Take-home Final Paper (DUE AT 4:00 March 22nd in East Asian Department, 4th Floor of HIB )

Make sure that you give me plenty of concrete examples and quotations from the readings to support your points, and that you cite your sources with page numbers (see the "citation form" section under "General Points about Papers"). If you're not sure what "citing your sources" means, click here.

Answer this question in 1 to 2 pages (30%):

1. Discuss how the Edo period concept of onnarashisa (female-likeness, or femininity) plays itself out in Kabuki (Love Suicides at Amijima). Begin with a definition of onnarashisa. To what extent do characters such as Osan and Koharu (Love Suicides at Amijima) embody the ideals of onnarashisa/femininity laid out in Neo-Confucian/Shingaku texts? Make sure you provide quotations from Love Suicides that support your argument. Helpful readings for framing the argument: Robertson (Shingaku Woman article), Bernstein.

Pick ONE of the following and write a 3 to 5 page response (70%) :

1. Cross-dressing appears again and again in Japanese literature and drama from the Kamakura period onward. Do cross-dressing characters and actors (as in the Kamakura period tales Torikaebaya and Ariake no wakare, Edo period Kabuki onnagata, Takarazuka otokoyaku, Rose of Versailles) contribute to the destabilization of the distinction between gender and biological sex? To what extent does each reinforce the dominant gender roles roles of their time? To what extent do they subvert them? Make sure you explain why for each form (Kamakura tales, Kabuki onnagata, Takarazuka otokoyaku) using examples and quotations from the texts to support your points. Helpful readings for framing the argument: Tonomura, Bernstein, Robertson (Shingaku), Yoshizawa Ayame's "Actor's Analects," Brau.

2. In Enchi Fumiko's Masks the women characters aren't allowed to express themselves directly, or have little recourse to positive action. Enchi turned to Rokujô as she appears in Tale of Genji and the Noh plays Aoi no ue and Nonomiya to provide a fantasy alternative to the dominant patriarchy.

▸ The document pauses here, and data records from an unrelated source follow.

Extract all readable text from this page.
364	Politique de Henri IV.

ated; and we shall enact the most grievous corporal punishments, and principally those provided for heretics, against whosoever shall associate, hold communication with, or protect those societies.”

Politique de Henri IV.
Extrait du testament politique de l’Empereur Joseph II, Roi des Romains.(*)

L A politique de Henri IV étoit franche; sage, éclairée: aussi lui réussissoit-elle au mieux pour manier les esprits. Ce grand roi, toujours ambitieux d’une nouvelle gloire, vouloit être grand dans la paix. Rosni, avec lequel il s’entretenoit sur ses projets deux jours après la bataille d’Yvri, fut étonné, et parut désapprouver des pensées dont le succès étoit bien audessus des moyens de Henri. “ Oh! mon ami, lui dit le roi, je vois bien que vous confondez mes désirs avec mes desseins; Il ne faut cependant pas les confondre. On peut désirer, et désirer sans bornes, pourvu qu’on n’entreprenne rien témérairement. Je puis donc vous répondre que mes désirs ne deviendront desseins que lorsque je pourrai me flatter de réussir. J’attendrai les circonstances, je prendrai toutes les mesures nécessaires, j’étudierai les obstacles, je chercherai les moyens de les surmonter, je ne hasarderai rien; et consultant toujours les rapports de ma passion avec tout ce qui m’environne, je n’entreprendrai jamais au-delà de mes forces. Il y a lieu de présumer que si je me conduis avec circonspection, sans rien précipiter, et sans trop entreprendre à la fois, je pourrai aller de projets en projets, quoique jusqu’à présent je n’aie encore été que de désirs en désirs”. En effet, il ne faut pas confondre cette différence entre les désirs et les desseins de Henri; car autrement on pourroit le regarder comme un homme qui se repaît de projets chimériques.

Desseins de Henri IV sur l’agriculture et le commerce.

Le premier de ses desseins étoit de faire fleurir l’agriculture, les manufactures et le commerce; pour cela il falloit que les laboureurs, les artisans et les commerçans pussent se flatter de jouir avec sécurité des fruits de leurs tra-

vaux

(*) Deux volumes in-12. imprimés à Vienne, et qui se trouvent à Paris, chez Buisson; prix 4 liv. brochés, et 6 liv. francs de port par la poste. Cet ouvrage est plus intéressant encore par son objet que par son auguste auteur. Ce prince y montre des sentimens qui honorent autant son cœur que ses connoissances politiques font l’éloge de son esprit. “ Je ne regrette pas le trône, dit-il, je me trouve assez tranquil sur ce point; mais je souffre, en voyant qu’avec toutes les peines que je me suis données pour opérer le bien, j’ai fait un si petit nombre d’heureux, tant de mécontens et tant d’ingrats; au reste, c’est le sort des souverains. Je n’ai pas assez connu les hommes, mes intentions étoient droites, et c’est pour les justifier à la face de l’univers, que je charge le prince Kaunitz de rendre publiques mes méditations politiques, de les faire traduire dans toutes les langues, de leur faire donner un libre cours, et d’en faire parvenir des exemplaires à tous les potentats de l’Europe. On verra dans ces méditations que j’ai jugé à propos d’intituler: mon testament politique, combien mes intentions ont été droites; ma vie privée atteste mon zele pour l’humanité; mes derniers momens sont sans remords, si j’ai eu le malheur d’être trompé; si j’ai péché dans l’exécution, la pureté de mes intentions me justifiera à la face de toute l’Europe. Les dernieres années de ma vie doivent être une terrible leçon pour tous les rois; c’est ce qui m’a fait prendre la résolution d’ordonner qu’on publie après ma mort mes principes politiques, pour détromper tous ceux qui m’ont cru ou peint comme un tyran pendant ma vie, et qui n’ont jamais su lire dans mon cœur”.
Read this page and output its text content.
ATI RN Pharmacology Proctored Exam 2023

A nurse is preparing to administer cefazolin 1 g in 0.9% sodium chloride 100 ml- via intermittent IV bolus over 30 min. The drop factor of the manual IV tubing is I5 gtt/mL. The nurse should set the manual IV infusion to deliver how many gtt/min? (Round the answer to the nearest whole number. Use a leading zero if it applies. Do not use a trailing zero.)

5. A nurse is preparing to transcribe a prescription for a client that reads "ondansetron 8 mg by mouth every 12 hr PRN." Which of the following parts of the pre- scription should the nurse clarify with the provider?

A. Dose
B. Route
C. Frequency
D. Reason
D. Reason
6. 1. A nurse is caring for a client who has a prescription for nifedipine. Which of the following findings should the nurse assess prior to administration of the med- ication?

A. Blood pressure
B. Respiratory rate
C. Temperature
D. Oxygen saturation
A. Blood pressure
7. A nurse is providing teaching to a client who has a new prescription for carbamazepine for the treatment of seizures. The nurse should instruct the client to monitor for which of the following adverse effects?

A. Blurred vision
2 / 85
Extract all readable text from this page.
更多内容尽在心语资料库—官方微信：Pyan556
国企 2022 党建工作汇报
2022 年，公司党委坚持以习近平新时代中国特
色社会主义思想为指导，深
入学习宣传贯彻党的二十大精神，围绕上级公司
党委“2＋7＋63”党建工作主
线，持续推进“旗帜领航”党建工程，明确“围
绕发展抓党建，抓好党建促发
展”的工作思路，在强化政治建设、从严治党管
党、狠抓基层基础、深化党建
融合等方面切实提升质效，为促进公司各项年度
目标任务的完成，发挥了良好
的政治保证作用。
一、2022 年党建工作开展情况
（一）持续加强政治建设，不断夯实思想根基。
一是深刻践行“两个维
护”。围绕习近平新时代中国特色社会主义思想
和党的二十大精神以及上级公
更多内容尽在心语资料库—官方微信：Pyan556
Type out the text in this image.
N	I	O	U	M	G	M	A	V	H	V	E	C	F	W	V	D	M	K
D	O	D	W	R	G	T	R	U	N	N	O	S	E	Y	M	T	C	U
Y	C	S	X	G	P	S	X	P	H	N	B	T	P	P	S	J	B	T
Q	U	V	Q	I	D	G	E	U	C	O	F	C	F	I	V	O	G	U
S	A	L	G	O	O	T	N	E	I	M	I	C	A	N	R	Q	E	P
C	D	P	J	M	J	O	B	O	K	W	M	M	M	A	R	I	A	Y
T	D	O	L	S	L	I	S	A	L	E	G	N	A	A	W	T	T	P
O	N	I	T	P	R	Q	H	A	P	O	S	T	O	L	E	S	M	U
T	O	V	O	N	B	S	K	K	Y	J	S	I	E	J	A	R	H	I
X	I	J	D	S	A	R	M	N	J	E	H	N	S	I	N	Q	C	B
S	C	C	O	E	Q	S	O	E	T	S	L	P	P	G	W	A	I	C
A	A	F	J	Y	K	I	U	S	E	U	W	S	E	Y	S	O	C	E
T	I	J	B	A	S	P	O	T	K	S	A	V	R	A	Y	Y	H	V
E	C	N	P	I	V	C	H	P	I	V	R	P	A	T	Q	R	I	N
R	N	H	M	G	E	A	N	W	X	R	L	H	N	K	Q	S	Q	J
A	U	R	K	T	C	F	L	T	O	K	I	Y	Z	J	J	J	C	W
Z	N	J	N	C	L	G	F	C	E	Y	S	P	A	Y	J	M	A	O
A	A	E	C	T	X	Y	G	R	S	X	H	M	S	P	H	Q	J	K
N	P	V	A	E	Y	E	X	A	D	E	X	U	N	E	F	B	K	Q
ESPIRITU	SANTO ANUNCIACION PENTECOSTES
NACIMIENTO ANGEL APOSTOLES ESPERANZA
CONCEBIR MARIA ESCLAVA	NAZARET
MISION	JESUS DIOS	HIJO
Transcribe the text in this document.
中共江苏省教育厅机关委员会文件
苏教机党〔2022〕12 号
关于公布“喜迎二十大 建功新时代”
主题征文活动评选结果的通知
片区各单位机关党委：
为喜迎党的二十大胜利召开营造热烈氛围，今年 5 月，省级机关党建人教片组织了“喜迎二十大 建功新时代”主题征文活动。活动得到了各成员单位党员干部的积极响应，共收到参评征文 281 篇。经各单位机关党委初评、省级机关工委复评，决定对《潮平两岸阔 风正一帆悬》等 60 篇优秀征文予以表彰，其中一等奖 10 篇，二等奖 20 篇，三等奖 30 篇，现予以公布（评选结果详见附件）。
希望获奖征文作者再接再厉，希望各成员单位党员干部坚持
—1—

In so doing, she used a character that was developed in very different historical contexts (the Heian and Muromachi periods). How is the character of the jealous woman (as exemplified by Rokujô) changed by her insertion into contemporary fiction? What remains of her old character? What possible function might demonic possession have for women (both the women who "demonically possess" others and the women who become "possessed) in the Tale of Genji and the Noh compared to Masks? (Note that Enchi clearly prefers one of the Noh plays to the other.) Points you might consider: authorship; audience; goals; the changed historical context. Helpful texts for framing the argument: McCullough "Marriage Institutions," Tonomura, Bernstein.